Посланный скоро вернулся с запыленной закупоренной бутылкой в руках.

— Что-о? Так это действительно правда! — пробормотал судья.

— Налейте, пожалуйста, несколько капель этой жидкости в стакан, — говорил Мануэль. — Яд, смешанный с этим вином, так силен, что даже несколько капель этого вина способны убить человека! Теперь попробуйте, пожалуйста! — продолжал он, когда просьба его была исполнена.

Судья и секретарь обидчиво переглянулись. Мануэль невольно улыбнулся.

— Что же вы, насмехаетесь, что ли? Если несколько капель способны убить человека, так как же я могу попробовать это? Или вы хотите, чтобы я сделал пробу на одном из присутствующих? — сурово спросил судья.

— Сохрани Бог!
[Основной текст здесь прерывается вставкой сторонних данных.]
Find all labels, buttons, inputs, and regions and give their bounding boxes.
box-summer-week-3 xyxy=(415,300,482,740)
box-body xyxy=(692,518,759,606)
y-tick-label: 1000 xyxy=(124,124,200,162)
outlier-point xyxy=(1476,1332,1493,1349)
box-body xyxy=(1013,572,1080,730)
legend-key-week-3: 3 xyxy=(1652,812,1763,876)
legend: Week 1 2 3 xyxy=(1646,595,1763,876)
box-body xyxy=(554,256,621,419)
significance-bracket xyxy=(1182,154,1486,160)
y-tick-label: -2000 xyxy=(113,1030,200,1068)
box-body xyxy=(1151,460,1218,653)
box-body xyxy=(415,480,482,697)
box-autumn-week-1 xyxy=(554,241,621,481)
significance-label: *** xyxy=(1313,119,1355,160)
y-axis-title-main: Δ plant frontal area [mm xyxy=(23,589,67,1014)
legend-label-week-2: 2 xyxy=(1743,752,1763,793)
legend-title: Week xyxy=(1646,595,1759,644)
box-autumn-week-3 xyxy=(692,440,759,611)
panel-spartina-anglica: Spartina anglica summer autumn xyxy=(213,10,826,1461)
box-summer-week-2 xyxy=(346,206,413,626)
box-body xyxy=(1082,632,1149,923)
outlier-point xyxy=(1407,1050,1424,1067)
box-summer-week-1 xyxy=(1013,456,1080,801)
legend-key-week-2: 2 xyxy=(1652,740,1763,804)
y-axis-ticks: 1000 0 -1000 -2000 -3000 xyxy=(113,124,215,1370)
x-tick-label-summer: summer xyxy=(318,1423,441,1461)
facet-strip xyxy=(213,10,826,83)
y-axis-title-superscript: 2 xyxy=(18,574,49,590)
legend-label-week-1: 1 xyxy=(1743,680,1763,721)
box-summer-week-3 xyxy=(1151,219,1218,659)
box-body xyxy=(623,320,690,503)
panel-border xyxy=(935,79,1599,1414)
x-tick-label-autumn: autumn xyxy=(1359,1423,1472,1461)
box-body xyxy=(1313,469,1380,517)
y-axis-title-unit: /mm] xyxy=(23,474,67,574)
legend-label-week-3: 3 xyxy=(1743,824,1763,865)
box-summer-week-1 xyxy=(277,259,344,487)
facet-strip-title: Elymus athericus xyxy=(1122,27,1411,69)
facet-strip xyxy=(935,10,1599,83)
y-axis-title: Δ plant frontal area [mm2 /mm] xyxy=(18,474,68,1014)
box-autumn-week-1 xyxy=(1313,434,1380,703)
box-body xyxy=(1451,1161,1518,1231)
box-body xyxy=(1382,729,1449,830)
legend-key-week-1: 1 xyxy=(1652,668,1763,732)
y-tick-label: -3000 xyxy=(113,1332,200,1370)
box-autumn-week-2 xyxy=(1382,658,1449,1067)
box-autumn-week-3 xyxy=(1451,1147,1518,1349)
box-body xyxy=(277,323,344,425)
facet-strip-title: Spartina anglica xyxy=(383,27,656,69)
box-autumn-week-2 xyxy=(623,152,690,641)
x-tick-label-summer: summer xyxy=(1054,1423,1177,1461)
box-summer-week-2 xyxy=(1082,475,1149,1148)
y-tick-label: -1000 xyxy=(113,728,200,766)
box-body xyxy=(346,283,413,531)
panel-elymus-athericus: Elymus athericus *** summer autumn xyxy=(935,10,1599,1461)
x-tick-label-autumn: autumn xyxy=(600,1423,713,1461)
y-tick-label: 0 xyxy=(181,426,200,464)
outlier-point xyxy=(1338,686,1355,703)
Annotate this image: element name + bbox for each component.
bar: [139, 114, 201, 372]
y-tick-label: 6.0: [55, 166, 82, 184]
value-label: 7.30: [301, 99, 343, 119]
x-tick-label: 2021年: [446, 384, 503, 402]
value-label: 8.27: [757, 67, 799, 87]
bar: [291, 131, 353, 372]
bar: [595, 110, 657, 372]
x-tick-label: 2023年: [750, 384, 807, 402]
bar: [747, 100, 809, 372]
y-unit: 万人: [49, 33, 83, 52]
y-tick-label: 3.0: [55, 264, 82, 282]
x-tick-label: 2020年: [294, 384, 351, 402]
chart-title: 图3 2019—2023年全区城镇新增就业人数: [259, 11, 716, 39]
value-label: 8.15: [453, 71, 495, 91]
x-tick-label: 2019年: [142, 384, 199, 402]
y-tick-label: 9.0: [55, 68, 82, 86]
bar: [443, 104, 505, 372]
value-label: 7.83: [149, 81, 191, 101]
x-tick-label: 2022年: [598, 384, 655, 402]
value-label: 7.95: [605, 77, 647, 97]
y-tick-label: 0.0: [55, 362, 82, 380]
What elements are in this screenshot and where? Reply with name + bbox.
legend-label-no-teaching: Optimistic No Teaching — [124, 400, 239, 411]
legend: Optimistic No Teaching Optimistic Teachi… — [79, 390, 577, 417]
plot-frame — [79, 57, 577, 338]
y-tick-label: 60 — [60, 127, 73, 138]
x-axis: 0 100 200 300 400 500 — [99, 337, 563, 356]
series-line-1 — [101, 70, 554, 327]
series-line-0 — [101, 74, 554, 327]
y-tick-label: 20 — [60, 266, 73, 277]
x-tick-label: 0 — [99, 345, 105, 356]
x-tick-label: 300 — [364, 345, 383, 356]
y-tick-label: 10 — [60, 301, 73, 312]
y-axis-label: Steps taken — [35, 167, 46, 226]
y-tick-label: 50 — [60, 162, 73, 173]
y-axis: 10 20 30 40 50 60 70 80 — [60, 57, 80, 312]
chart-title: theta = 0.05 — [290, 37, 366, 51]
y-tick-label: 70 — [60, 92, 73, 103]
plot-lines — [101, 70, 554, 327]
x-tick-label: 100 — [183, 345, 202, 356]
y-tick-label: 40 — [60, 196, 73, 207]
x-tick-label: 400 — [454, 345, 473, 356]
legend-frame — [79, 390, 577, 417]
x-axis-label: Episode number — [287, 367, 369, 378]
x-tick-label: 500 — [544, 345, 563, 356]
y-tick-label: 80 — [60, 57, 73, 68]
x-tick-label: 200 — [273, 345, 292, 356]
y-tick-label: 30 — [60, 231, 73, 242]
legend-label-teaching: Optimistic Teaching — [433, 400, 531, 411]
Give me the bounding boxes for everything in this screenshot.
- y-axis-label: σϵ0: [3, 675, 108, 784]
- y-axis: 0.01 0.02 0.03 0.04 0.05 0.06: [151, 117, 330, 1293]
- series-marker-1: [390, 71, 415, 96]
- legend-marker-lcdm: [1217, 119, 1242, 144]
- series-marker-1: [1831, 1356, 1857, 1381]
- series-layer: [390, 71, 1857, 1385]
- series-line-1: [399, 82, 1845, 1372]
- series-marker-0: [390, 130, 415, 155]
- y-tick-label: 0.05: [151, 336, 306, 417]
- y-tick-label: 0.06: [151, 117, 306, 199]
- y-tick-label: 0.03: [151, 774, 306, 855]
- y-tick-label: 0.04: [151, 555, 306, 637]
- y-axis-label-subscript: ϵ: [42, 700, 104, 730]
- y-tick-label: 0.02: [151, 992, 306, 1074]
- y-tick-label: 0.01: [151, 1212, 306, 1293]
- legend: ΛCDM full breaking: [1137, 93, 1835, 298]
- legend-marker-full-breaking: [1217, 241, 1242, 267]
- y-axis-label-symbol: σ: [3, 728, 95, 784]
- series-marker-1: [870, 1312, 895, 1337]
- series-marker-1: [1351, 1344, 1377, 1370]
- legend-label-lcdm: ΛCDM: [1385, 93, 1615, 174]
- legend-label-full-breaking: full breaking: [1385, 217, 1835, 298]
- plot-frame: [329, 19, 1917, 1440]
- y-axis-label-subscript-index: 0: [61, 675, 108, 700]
Не на человеке, а на животном можно сделать эту пробу!

— У тюремщика есть кот, — робко предложил секретарь.

— Что? Кот в присутственном месте? Перед распятием? Впрочем… разрешаю! — важно проговорил судья.

Несколько минут спустя тот же сторож явился с хорошеньким беленьким котом. Закрыв глаза и умильно мурлыкая, он, ласкаясь, сидел на руках несшего его солдата.

— Посмотрим! — проговорил судья.

— Обмакните, пожалуйста, кончик пера в это вино! — проговорил Мануэль, вставая, и, пододвинув к носику кота перо, обмоченное в вине, с любопытством взглянул на красивое животное, которое, тщательно вылизав сладкое вино, по-прежнему мурлыча, стало тереться об рукав молодого человека.

— Ничего? — удивленно проговорил Мануэль.

— Что же?

Обмакнув перо и быстро проведя его по губам, Мануэль невольно побледнел: прежнего жжения уже не чувствовалось. С отчаянием схватив тогда стакан, он залпом выпил всю находящуюся в нем жидкость.

— Что вы делаете? Вы отравитесь! — испуганно крикнул судья.

— Не беспокойтесь! Само небо против меня! Здесь нет яда! — горько улыбаясь, ответил Мануэль.

— А, так вы изволили насмехаться над нами! Игрушку себе нашли? — крикнул взбешенный судья.

— Что же делать? Так, видно, Богу было угодно. Лишь одна бутылка была с ядом, и именно та, которую я так неблагоразумно разбил, здесь же — чистейшее вино!

— Мне нет дела до этого! Это наглое издевательство! — кричал рассерженный судья. — Но я говорил, что вы жестоко поплатитесь за всю эту комедию! Вина ваша доказана, так как обвинение графа в клевете, которым вы хотели оправдать себя, оказалось ложно. Повторяю еще раз, сознаетесь ли вы в своей вине?